Artikel 5.21 Collegemandaten aan het Bestuur Stichting Veilig Thuis Rotterdam Rijnmond

Aan het bestuur van Stichting Veilig Thuis Rotterdam-Rijnmond wordt door het college mandaat verleend tot:

  • a.

    het vaststellen van het recht op crisisopvang huiselijk geweld, bedoeld in artikel 2.3.3 van de Wet maatschappelijke ondersteuning 2015;

  • b.

    de uitvoering van de volgende in artikel 4.1.1 van de Wet maatschappelijke ondersteuning 2015 genoemde taken:

    • 1°.

      het afhandelen van zorgmeldingen van de politie via de Collectieve Opdracht Routeer Voorziening;

    • 2°.

      het afhandelen van zorgmeldingen over vermoedens van kindermishandeling via de Collectieve Opdracht Routeer Voorziening.

Artikel 5.22 Collegebevoegdheden aan de Manager Crisis Interventie Team en (gebieds)managers Gecertificeerde Instelling

Aan de Manager Crisis Interventie Team en de managers en gebiedsmanagers van de Gecertificeerde Instelling wordt door het college mandaat, volmacht en machtiging verleend tot:

  • a.

    het indienen van een verzoek bij de kinderrechter tot een machtiging, een spoedmachtiging of een voorwaardelijke machtiging om een jeugdige in een gesloten accommodatie te doen opnemen en te doen verblijven, bedoeld in artikel 6.1.8, eerste lid, juncto de artikelen 6.1.2, eerste lid, 6.1.3, eerste lid, en 6.1.4, eerste lid, van de Jeugdwet;

  • b.

    het bepalen dat een voorziening op het gebied van jeugdhulp en verblijf, niet zijnde verblijf bij een pleegouder nodig is, bedoeld in artikel 6.1.2, vijfde lid, van de Jeugdwet;

  • c.

    het ter zitting van de kinderrechter optreden namens het college.

Artikel 5.23 Collegemandaten aan de Commandant Koninklijke Marechaussee

Aan de Commandant Koninklijke Marechaussee wordt door het college mandaat verleend tot het toepassen van de bevoegdheid, bedoeld in artikel 170, eerste lid, van de Wegenverkeerswet 1994.

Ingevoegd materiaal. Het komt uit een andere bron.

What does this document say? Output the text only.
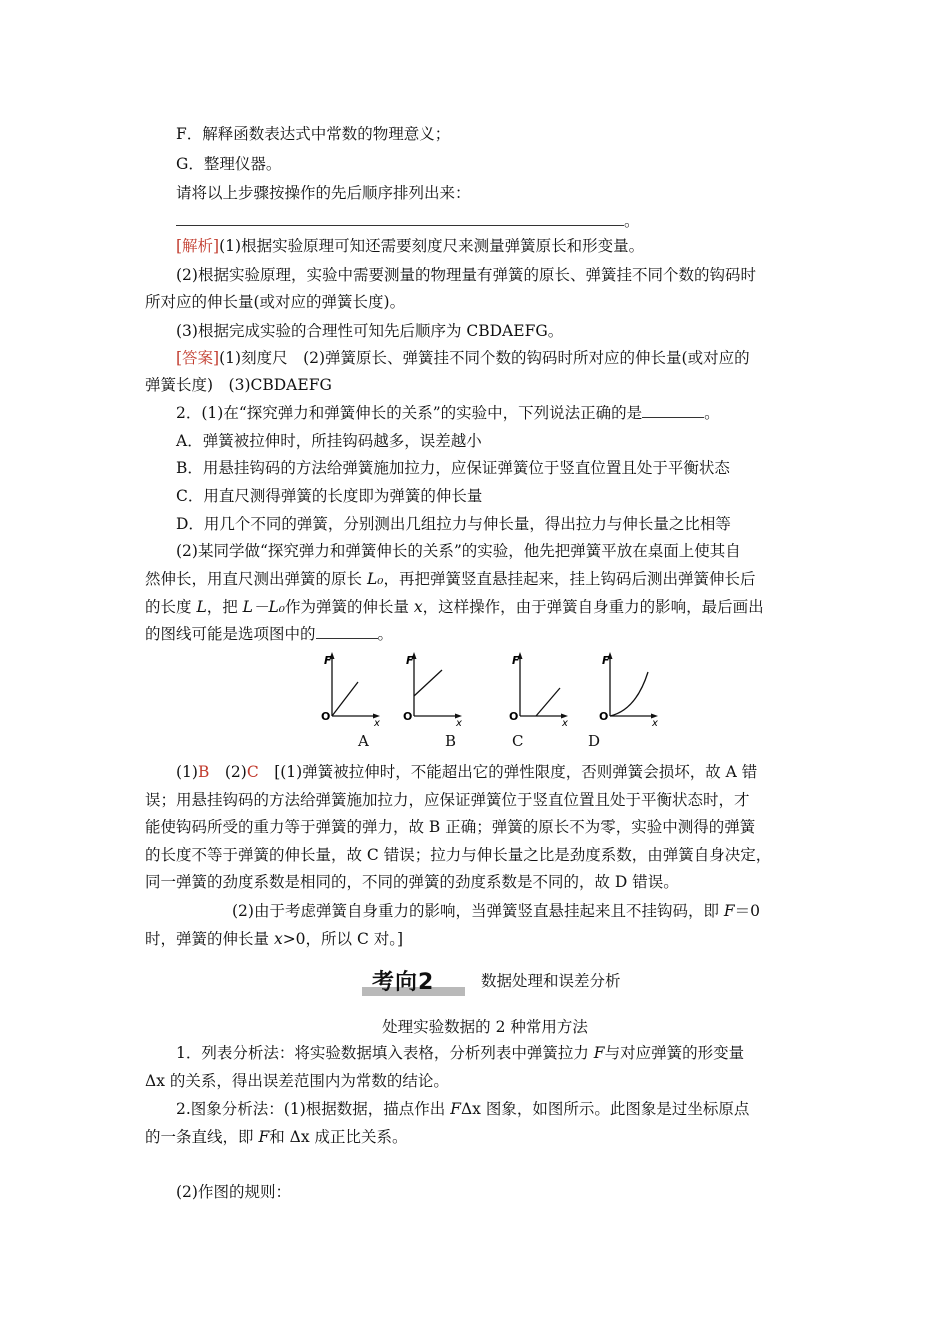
F．解释函数表达式中常数的物理意义；
G．整理仪器。
请将以上步骤按操作的先后顺序排列出来：
。
[解析](1)根据实验原理可知还需要刻度尺来测量弹簧原长和形变量。
(2)根据实验原理，实验中需要测量的物理量有弹簧的原长、弹簧挂不同个数的钩码时
所对应的伸长量(或对应的弹簧长度)。
(3)根据完成实验的合理性可知先后顺序为 CBDAEFG。
[答案](1)刻度尺　(2)弹簧原长、弹簧挂不同个数的钩码时所对应的伸长量(或对应的
弹簧长度)　(3)CBDAEFG
2．(1)在“探究弹力和弹簧伸长的关系”的实验中，下列说法正确的是	。
A．弹簧被拉伸时，所挂钩码越多，误差越小
B．用悬挂钩码的方法给弹簧施加拉力，应保证弹簧位于竖直位置且处于平衡状态
C．用直尺测得弹簧的长度即为弹簧的伸长量
D．用几个不同的弹簧，分别测出几组拉力与伸长量，得出拉力与伸长量之比相等
(2)某同学做“探究弹力和弹簧伸长的关系”的实验，他先把弹簧平放在桌面上使其自
然伸长，用直尺测出弹簧的原长 L₀，再把弹簧竖直悬挂起来，挂上钩码后测出弹簧伸长后
的长度 L，把 L－L₀作为弹簧的伸长量 x，这样操作，由于弹簧自身重力的影响，最后画出
的图线可能是选项图中的	。
F
O
x
F
O
x
F
O
x
F
O
x
A	B	C	D
(1)B　(2)C　[(1)弹簧被拉伸时，不能超出它的弹性限度，否则弹簧会损坏，故 A 错
误；用悬挂钩码的方法给弹簧施加拉力，应保证弹簧位于竖直位置且处于平衡状态时，才
能使钩码所受的重力等于弹簧的弹力，故 B 正确；弹簧的原长不为零，实验中测得的弹簧
的长度不等于弹簧的伸长量，故 C 错误；拉力与伸长量之比是劲度系数，由弹簧自身决定，
同一弹簧的劲度系数是相同的，不同的弹簧的劲度系数是不同的，故 D 错误。
(2)由于考虑弹簧自身重力的影响，当弹簧竖直悬挂起来且不挂钩码，即 F＝0
时，弹簧的伸长量 x>0，所以 C 对。]
考向2	数据处理和误差分析
处理实验数据的 2 种常用方法
1．列表分析法：将实验数据填入表格，分析列表中弹簧拉力 F与对应弹簧的形变量
Δx 的关系，得出误差范围内为常数的结论。
2.图象分析法：(1)根据数据，描点作出 FΔx 图象，如图所示。此图象是过坐标原点
的一条直线，即 F和 Δx 成正比关系。
(2)作图的规则：
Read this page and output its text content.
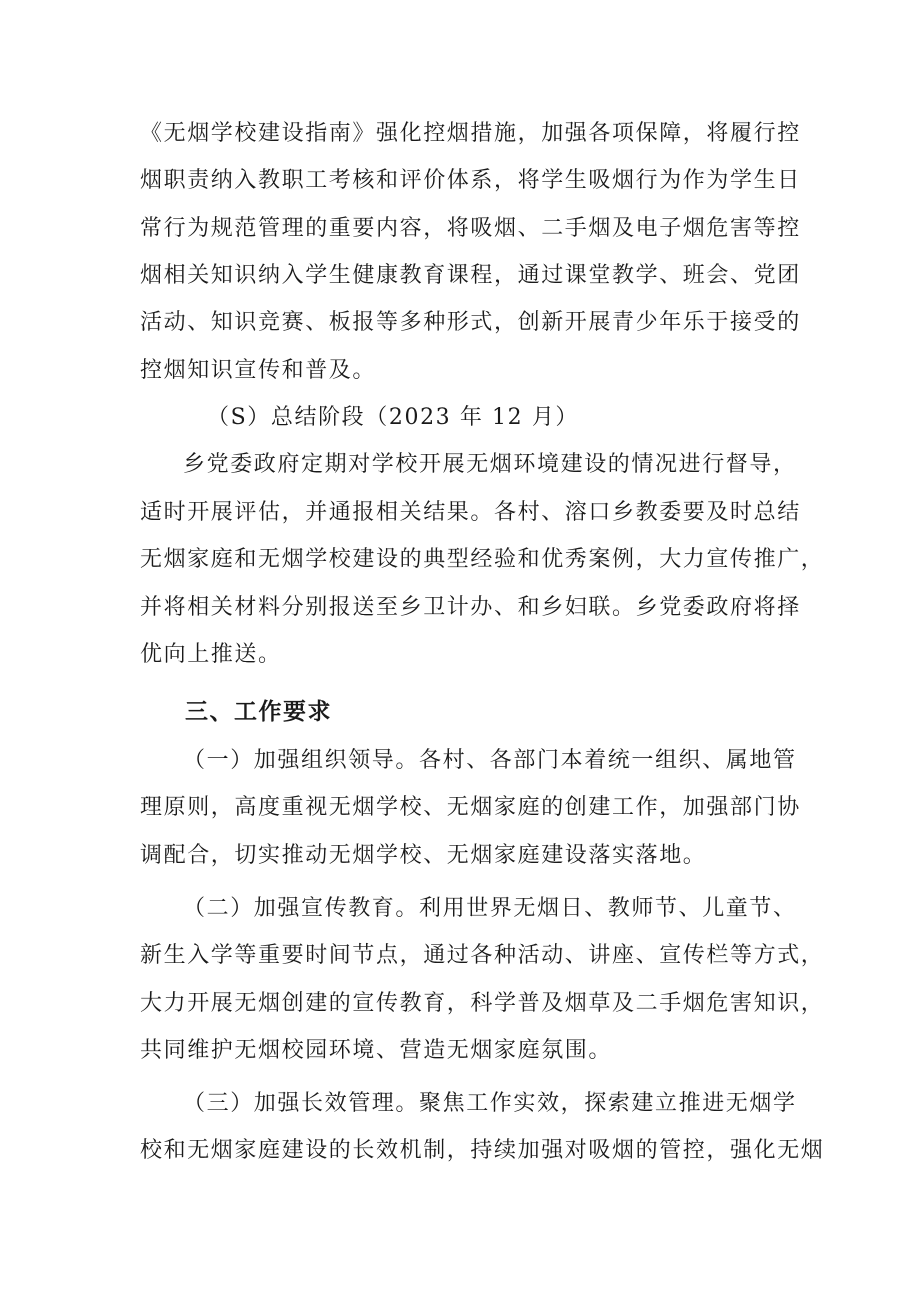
《无烟学校建设指南》强化控烟措施，加强各项保障，将履行控
烟职责纳入教职工考核和评价体系，将学生吸烟行为作为学生日
常行为规范管理的重要内容，将吸烟、二手烟及电子烟危害等控
烟相关知识纳入学生健康教育课程，通过课堂教学、班会、党团
活动、知识竞赛、板报等多种形式，创新开展青少年乐于接受的
控烟知识宣传和普及。
（S）总结阶段（2023 年 12 月）
乡党委政府定期对学校开展无烟环境建设的情况进行督导，
适时开展评估，并通报相关结果。各村、溶口乡教委要及时总结
无烟家庭和无烟学校建设的典型经验和优秀案例，大力宣传推广，
并将相关材料分别报送至乡卫计办、和乡妇联。乡党委政府将择
优向上推送。
三、工作要求
（一）加强组织领导。各村、各部门本着统一组织、属地管
理原则，高度重视无烟学校、无烟家庭的创建工作，加强部门协
调配合，切实推动无烟学校、无烟家庭建设落实落地。
（二）加强宣传教育。利用世界无烟日、教师节、儿童节、
新生入学等重要时间节点，通过各种活动、讲座、宣传栏等方式，
大力开展无烟创建的宣传教育，科学普及烟草及二手烟危害知识，
共同维护无烟校园环境、营造无烟家庭氛围。
（三）加强长效管理。聚焦工作实效，探索建立推进无烟学
校和无烟家庭建设的长效机制，持续加强对吸烟的管控，强化无烟
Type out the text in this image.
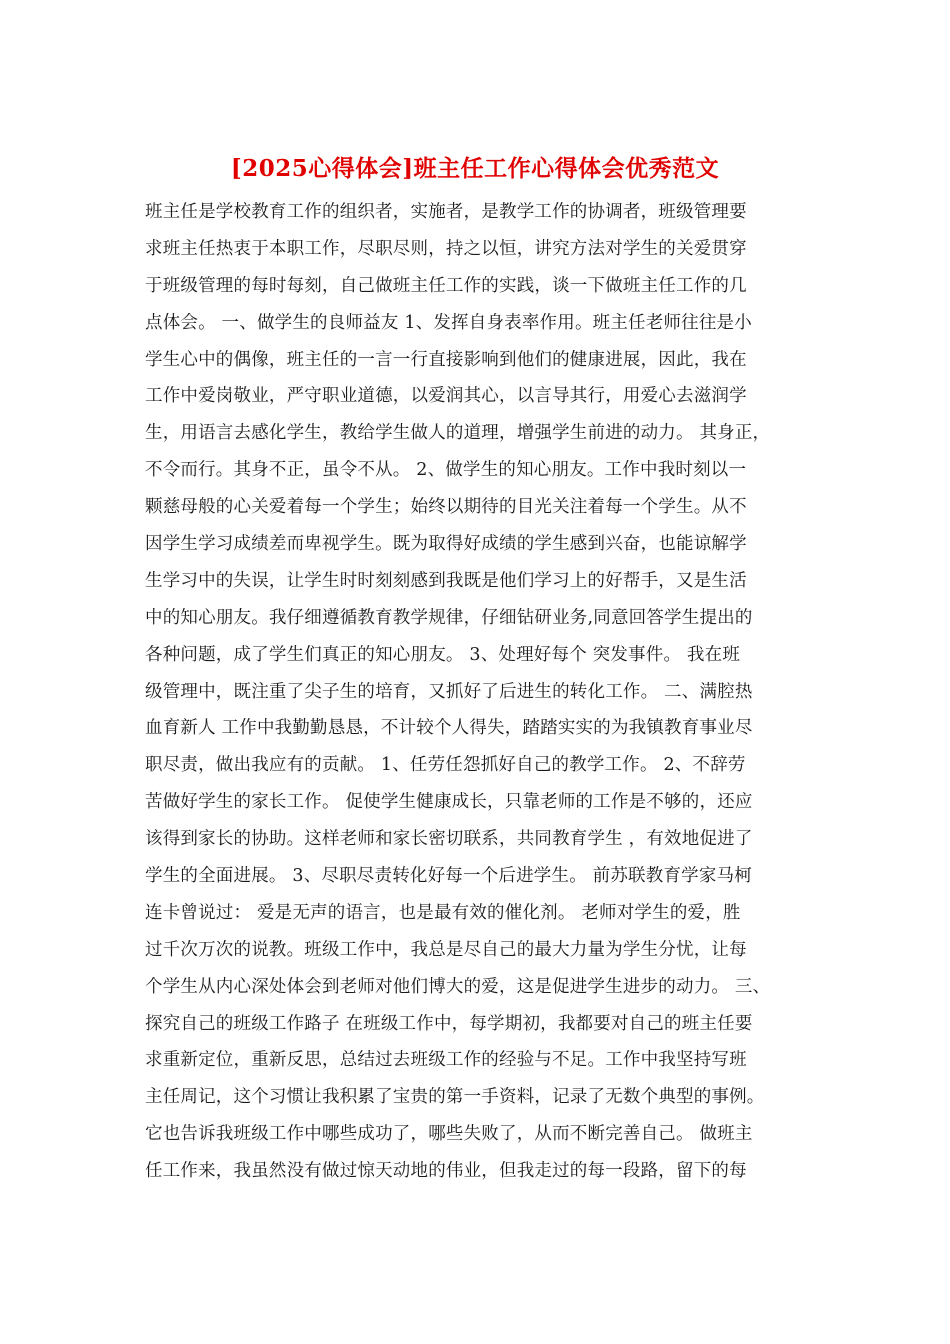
[2025心得体会]班主任工作心得体会优秀范文
班主任是学校教育工作的组织者，实施者，是教学工作的协调者，班级管理要
求班主任热衷于本职工作，尽职尽则，持之以恒，讲究方法对学生的关爱贯穿
于班级管理的每时每刻，自己做班主任工作的实践，谈一下做班主任工作的几
点体会。 一、做学生的良师益友 1、发挥自身表率作用。班主任老师往往是小
学生心中的偶像，班主任的一言一行直接影响到他们的健康进展，因此，我在
工作中爱岗敬业，严守职业道德，以爱润其心，以言导其行，用爱心去滋润学
生，用语言去感化学生，教给学生做人的道理，增强学生前进的动力。 其身正，
不令而行。其身不正，虽令不从。 2、做学生的知心朋友。工作中我时刻以一
颗慈母般的心关爱着每一个学生；始终以期待的目光关注着每一个学生。从不
因学生学习成绩差而卑视学生。既为取得好成绩的学生感到兴奋，也能谅解学
生学习中的失误，让学生时时刻刻感到我既是他们学习上的好帮手，又是生活
中的知心朋友。我仔细遵循教育教学规律，仔细钻研业务,同意回答学生提出的
各种问题，成了学生们真正的知心朋友。 3、处理好每个 突发事件。 我在班
级管理中，既注重了尖子生的培育，又抓好了后进生的转化工作。 二、满腔热
血育新人 工作中我勤勤恳恳，不计较个人得失，踏踏实实的为我镇教育事业尽
职尽责，做出我应有的贡献。 1、任劳任怨抓好自己的教学工作。 2、不辞劳
苦做好学生的家长工作。 促使学生健康成长，只靠老师的工作是不够的，还应
该得到家长的协助。这样老师和家长密切联系，共同教育学生 ，有效地促进了
学生的全面进展。 3、尽职尽责转化好每一个后进学生。 前苏联教育学家马柯
连卡曾说过： 爱是无声的语言，也是最有效的催化剂。 老师对学生的爱，胜
过千次万次的说教。班级工作中，我总是尽自己的最大力量为学生分忧，让每
个学生从内心深处体会到老师对他们博大的爱，这是促进学生进步的动力。 三、
探究自己的班级工作路子 在班级工作中，每学期初，我都要对自己的班主任要
求重新定位，重新反思，总结过去班级工作的经验与不足。工作中我坚持写班
主任周记，这个习惯让我积累了宝贵的第一手资料，记录了无数个典型的事例。
它也告诉我班级工作中哪些成功了，哪些失败了，从而不断完善自己。 做班主
任工作来，我虽然没有做过惊天动地的伟业，但我走过的每一段路，留下的每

Artikel 5.24 Burgemeestersmandaten aan het Bestuur van het Centrum voor Dienstverlening

Aan het bestuur van het Centrum voor Dienstverlening wordt door de burgemeester mandaat verleend om betrokkene te horen als bedoeld in artikel 7:1, derde lid, onderdeel b, van de Wet verplichte geestelijke gezondheidszorg.

Hoofdstuk 6 Slotbepalingen

Artikel 6.1 Intrekking oude regeling

Het Besluit mandaat, volmacht en machtiging Rotterdam 2016 wordt ingetrokken.

Artikel 6.2 Overgangsbepaling

Ondermandaten, ondervolmachten en ondermachtigingen die zijn verleend op grond van het Besluit mandaat, volmacht en machtiging Rotterdam 2016 zijn verleend op grond van dit besluit.

Artikel 6.3 Inwerkingtreding

Dit besluit treedt in werking met ingang van 15 november 2021.

Artikel 6.4 Citeerartikel

Dit besluit wordt aangehaald als: Besluit mandaat, volmacht en machtiging Rotterdam 2021.

Aldus vastgesteld in de vergadering van 2 november 2021.

De secretaris,

V.J.M. Roozen

De burgemeester,

V.P.G. Karremans, l.b.

Aldus vastgesteld op 2 november 2021.

De burgemeester,

V.P.G. Karremans, l.b.

Dit gemeenteblad is uitgegeven op 10 november 2021 en ligt op dins-, woens- en donderdagen van 9.00 tot 13.00 uur ter inzage bij het Bestuurlijk Informatiecentrum Rotterdam (BIR), locatie Wachtruimte Timmerhuis, Halvemaanpassage 1 (trap op, melden bij Informatiebalie)

(Zie ook: www.bis.rotterdam.nl – Regelgeving of Gemeentebladen chronologisch)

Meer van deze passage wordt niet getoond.